«Los directores pueden girar sus cámaras para mostrar cualidades humanas que todos compartimos y romper con los estereotipos que hay sobre diversas nacionalidades y religiones. Crear empatía entre nosotros y los otros. Una empatía necesaria hoy más que nunca«. De esta manera, interpelando a sus homólogos de profesión, Asghar Farhadi cerraba desde la distancia y a través de la voz de la ingeniera iraní Anousheh Ansari, su discurso de agradecimiento por el que ha significado el segundo Oscar en su carrera. El viajante (Forushande, 2016), supone un nuevo reconocimiento internacional y otro paso de gigante para que el realizador sea considerado (si no lo es ya) uno de los directores más laureados de la cinematografía de su país.
Paradójicamente, en esa reivindicación final escrita desde la lejanía voluntaria aunque forzada por las terribles decisiones de un político que tiene más de payaso de circo que de líder gubernamental, se resumen a la perfección varios de los objetivos del cine de Farhadi que, en conclusión, resulta uno de los narradores más interesantes de la actualidad. Su cámara, a veces pausada y a veces nerviosa, capta las diferentes esencias de un país de historia convulsa y sociedad etiquetada con algunos de esos estereotipos que el director reprueba y que, una y otra vez, hace añicos a través de sus magníficos guiones. Desde Dancing in the Dust (Raghs dar ghobar, 2003), pasando por A propósito de Elly (Darbareye Elly, 2009), Nader y Simin, una separación (Jodaeiye Nader az Simin, 2011) o ahora El viajante, Farhadi ha navegado con pulso firme por las agitadas aguas del drama psicológico desde el punto de vista más humano y terrenal, utilizando como herramienta principal la conexión con la capacidad empática del espectador. Esa creación casi espontánea de un vínculo entre los diferentes personajes que han ido desfilando a través de su cine y el público, es el motor de las impactantes historias que el iraní relata y que transcurren, sorprendentemente para su género, en la más absoluta cotidianeidad.
Con El viajante, Farhadi continua su reconocida labor profesional a la vez que confirma sus principios como realizador, pilares que se sustentan sobre su preocupación por lo humano y lo social, frente a lo periódico y habitual como contexto de sus historias. Estas señas de identidad, que vienen a conformar una suerte de escenario teatral, se preparan para acoger al elemento disruptivo, una bomba de relojería que el realizador sitúa como epicentro de sus narraciones y que irrumpe como el desencadenante que pondrá en tela de juicio lo trascendente de las virtudes y los principios morales de cada individuo.
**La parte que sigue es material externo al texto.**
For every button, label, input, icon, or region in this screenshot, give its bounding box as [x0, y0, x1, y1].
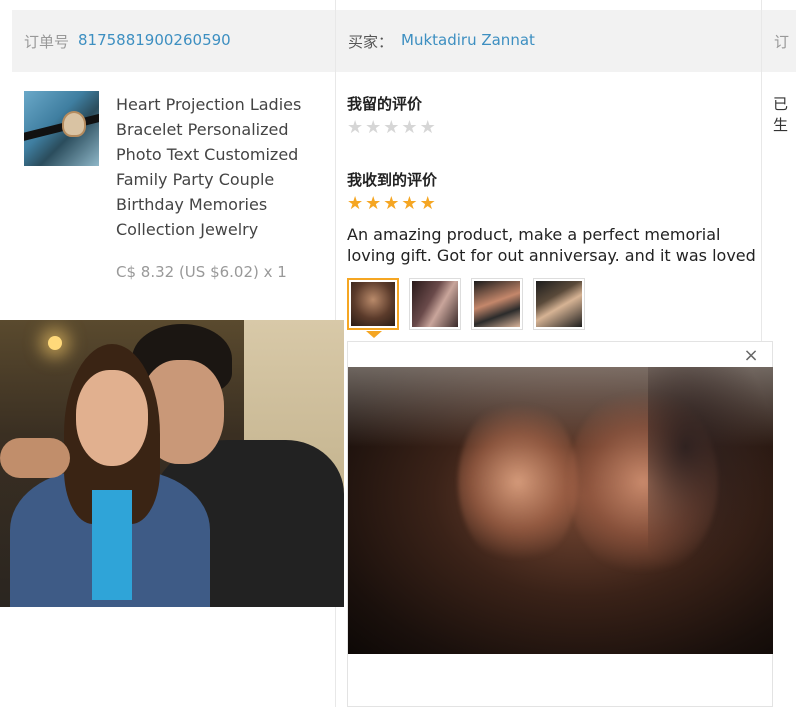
- star-empty-icon: ★: [401, 117, 418, 138]
- couple-photo: [0, 320, 344, 607]
- review-photo-list: [347, 278, 585, 330]
- review-text: An amazing product, make a perfect memor…: [347, 225, 756, 265]
- star-filled-icon: ★: [365, 193, 382, 214]
- star-filled-icon: ★: [419, 193, 436, 214]
- order-header-clipped: 订: [774, 33, 790, 51]
- order-number-link[interactable]: 8175881900260590: [78, 31, 231, 49]
- star-filled-icon: ★: [383, 193, 400, 214]
- product-thumbnail[interactable]: [24, 91, 99, 166]
- buyer-name-link[interactable]: Muktadiru Zannat: [401, 31, 535, 49]
- star-empty-icon: ★: [419, 117, 436, 138]
- review-photo-thumbnail[interactable]: [471, 278, 523, 330]
- received-review-stars: ★ ★ ★ ★ ★: [347, 195, 436, 213]
- review-photo-thumbnail[interactable]: [533, 278, 585, 330]
- star-filled-icon: ★: [347, 193, 364, 214]
- review-photo-thumbnail[interactable]: [409, 278, 461, 330]
- order-status-clipped: 已生: [773, 95, 789, 134]
- product-price: C$ 8.32 (US $6.02) x 1: [116, 263, 287, 281]
- my-review-stars: ★ ★ ★ ★ ★: [347, 119, 436, 137]
- my-review-heading: 我留的评价: [347, 95, 423, 113]
- order-number-label: 订单号: [24, 33, 70, 51]
- star-empty-icon: ★: [347, 117, 364, 138]
- close-icon[interactable]: ×: [742, 347, 760, 365]
- buyer-label: 买家：: [348, 33, 394, 51]
- review-photo-thumbnail[interactable]: [347, 278, 399, 330]
- star-empty-icon: ★: [365, 117, 382, 138]
- received-review-heading: 我收到的评价: [347, 171, 438, 189]
- review-photo-preview: [348, 367, 773, 654]
- product-title-link[interactable]: Heart Projection Ladies Bracelet Persona…: [116, 92, 316, 242]
- star-empty-icon: ★: [383, 117, 400, 138]
- selected-thumbnail-pointer: [366, 331, 382, 338]
- star-filled-icon: ★: [401, 193, 418, 214]
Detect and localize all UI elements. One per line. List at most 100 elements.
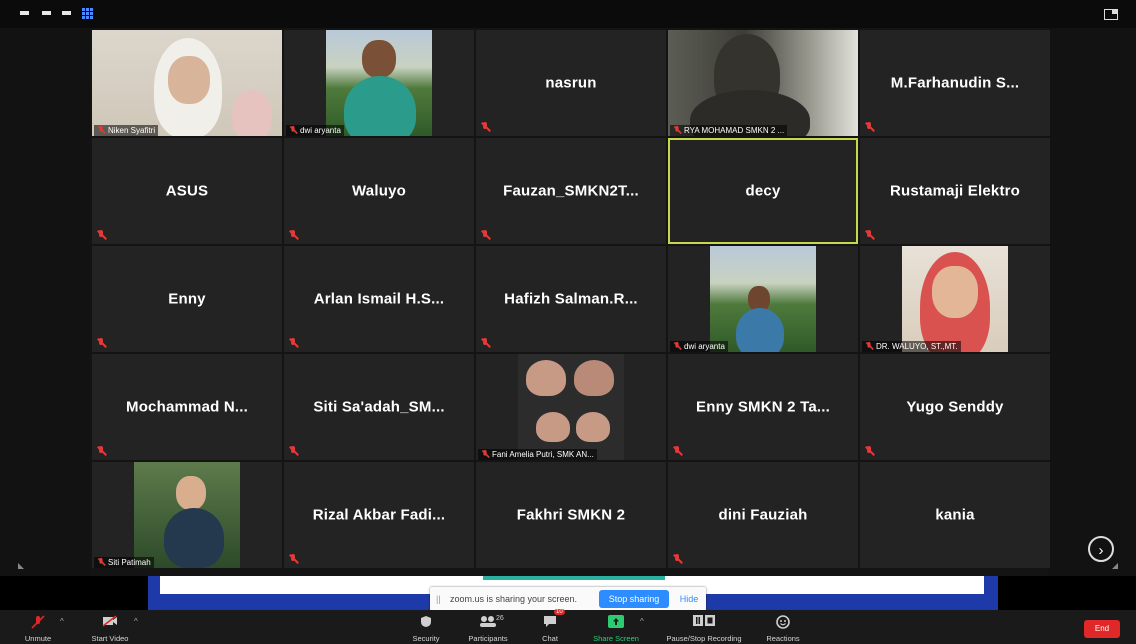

Esta última disyuntiva aparece en la obra teatral del escritor Arthur Miller Muerte de un viajante, representación en la que trabajan los protagonistas de su última película y que sirve como vehículo narrativo de los sucesos que nos describe el film, plagados de paralelismos con el texto del dramaturgo estadounidense. Además de los aspectos más personales y complejos del ser humano, Farhadi utiliza otros temas presentes en Muerte de un viajante, tales como la alteración del núcleo familiar o los problemas económicos, para dotar de todo el sentido la dualidad entre la representación teatral y el drama alternativo al que se enfrentan los personajes del film una vez que este ha terminado. Como es habitual, las películas de Asghar Farhadi poseen un fuerte magnetismo que nos empuja hacia el mismo corazón del drama y nos sitúa frente a frente con esa realidad incómoda a la que nos tiene acostumbrados con sus guiones.
Llegados a esta última parada, donde la filmografía del iraní muestra toda su fuerza a la vez que descarga toda la tensión acumulada, podríamos intentar encontrar todas las respuestas no sólo a las preguntas que formula cada película como ente individual, sino a las encrucijadas que plantea la propia filosofía del cineasta. Podría ser esa capacidad de reflexión y sinceridad consigo mismo y con la sociedad, la que ha forjado sobre él una fama de director comprometido con su propia comunidad a la vez que lo es de manera universal (los conflictos carecen de nacionalidad). Con desconcertante naturalidad, el iraní propone en toda su filmografía, y de manera muy singular en El viajante, un debate interior sobre los auténticos fundamentos de la ética y la moral, de nuestra capacidad para el entendimiento y nuestra actitud ante la humillación como castigo a infligir, dura prueba a la que nos somete nuestro confuso sentido del deber a través de la venganza.
Lo mejor: Farhadi lo vuelve a hacer; remueve, zarandea, rompe.
Lo peor: que, gracias a la política de un bufón, el director no acudiese a la gala de los Oscar.